Suppose that $y$ is a uniform random variable that is defined over the field (or group or abelian group) $Y$. Let us suppose that there are $N=\{1,2,\cdots,i\cdots,N\}$ agents and only one of them, say $i$, knows the random variable $y$. She wants to share the secret with the other $|N|-1$ players. So we could assume that player $i$ could find $x_1,x_2,\cdots,x_{K}$, where $K=|N|-1$, i.i.d uniform random variables over the space $Y$ and $a_1,a_2,...,a_k$ non_zero constants such that the $$\sum_{j\neq i}^Na_jx_j=y?$$
So every player $j=-i$ would know the part a_jx_j and only if all of them make a cross communication and calculate $a_1x_1\oplus_Ya_2x_2\oplus_Y\cdots\oplus_Ya_kx_k$ then all together will learn $y$. Could this be a secret sharing scheme, where the uniform random variable $Y$ could be written as a linear combination of a family of i.i.d. uniform random vectors that also belong to $Y$?

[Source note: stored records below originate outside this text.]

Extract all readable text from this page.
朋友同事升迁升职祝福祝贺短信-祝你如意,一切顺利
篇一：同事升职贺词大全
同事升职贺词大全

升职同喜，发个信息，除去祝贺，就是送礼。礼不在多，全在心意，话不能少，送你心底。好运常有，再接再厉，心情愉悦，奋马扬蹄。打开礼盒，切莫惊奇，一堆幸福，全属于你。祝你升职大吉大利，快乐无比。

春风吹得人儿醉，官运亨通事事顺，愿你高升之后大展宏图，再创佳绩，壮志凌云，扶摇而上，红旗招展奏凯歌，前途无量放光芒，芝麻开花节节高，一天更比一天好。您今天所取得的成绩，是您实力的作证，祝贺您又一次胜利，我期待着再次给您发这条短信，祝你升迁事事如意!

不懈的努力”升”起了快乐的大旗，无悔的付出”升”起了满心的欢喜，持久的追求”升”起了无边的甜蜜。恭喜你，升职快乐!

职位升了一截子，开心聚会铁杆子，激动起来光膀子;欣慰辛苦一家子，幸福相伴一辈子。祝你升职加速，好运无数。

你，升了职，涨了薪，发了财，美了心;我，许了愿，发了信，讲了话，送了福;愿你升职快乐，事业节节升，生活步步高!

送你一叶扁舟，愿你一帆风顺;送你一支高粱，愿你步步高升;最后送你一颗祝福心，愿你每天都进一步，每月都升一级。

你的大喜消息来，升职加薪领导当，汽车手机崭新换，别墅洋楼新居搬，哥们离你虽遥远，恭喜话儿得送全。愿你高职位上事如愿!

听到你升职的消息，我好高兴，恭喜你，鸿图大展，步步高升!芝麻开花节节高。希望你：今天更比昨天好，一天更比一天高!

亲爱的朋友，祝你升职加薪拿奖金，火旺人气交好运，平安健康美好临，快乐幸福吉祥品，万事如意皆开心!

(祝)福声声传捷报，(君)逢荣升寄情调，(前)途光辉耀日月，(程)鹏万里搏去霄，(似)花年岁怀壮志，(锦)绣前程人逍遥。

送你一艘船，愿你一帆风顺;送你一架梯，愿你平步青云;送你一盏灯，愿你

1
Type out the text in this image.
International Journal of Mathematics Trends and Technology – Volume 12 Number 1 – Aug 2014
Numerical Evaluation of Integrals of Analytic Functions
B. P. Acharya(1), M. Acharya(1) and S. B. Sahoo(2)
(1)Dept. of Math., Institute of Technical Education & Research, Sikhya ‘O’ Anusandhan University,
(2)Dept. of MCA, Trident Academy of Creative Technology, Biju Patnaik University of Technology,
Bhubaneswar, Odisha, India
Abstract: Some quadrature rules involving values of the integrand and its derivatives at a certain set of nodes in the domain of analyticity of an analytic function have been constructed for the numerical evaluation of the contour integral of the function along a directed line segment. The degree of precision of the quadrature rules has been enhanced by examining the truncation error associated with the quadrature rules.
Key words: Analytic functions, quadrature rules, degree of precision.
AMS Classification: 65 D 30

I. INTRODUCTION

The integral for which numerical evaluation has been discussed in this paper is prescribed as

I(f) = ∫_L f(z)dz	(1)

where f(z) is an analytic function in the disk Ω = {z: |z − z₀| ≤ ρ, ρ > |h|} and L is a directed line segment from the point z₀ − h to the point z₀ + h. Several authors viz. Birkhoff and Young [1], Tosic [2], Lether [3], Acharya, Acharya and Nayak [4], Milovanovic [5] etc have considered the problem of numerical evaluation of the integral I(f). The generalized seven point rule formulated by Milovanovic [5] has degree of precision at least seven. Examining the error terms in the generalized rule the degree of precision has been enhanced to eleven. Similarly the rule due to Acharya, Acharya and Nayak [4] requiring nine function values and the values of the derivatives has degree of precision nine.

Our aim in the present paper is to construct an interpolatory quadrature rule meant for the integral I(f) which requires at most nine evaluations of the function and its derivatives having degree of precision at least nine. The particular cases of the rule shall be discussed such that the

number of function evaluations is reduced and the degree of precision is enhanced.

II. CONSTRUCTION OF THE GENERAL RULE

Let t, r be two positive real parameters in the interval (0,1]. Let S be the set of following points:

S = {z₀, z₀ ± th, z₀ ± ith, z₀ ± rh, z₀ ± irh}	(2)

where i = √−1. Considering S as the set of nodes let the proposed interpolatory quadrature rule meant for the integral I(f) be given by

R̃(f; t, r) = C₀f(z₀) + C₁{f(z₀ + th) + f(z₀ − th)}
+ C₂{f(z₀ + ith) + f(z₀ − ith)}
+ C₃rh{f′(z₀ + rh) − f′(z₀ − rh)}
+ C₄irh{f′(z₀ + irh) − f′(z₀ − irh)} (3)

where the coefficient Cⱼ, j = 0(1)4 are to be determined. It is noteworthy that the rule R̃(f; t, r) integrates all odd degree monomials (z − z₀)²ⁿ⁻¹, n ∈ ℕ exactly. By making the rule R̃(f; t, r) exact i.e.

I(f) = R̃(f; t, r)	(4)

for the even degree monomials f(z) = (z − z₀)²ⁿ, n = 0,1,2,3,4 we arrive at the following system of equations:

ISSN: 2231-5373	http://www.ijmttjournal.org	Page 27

If my idea is not how could someone enrich it so as to become complete and a multiparty computation will need to be applied so as the players would obtain the secret $y$ only if they contribute all of them their private information that they got from the agent $i$?
What could be the weakness of such a scheme and how could we confront it? Does this have bounds?
P.S. i dont know if it is necessary to write the calculation in the following way
$$(a_1\otimes_Yx_1)\oplus_Y(a_2\otimes_Yx_2)\oplus_Y\cdots\oplus_Y(a_k\otimes_Yx_k)$$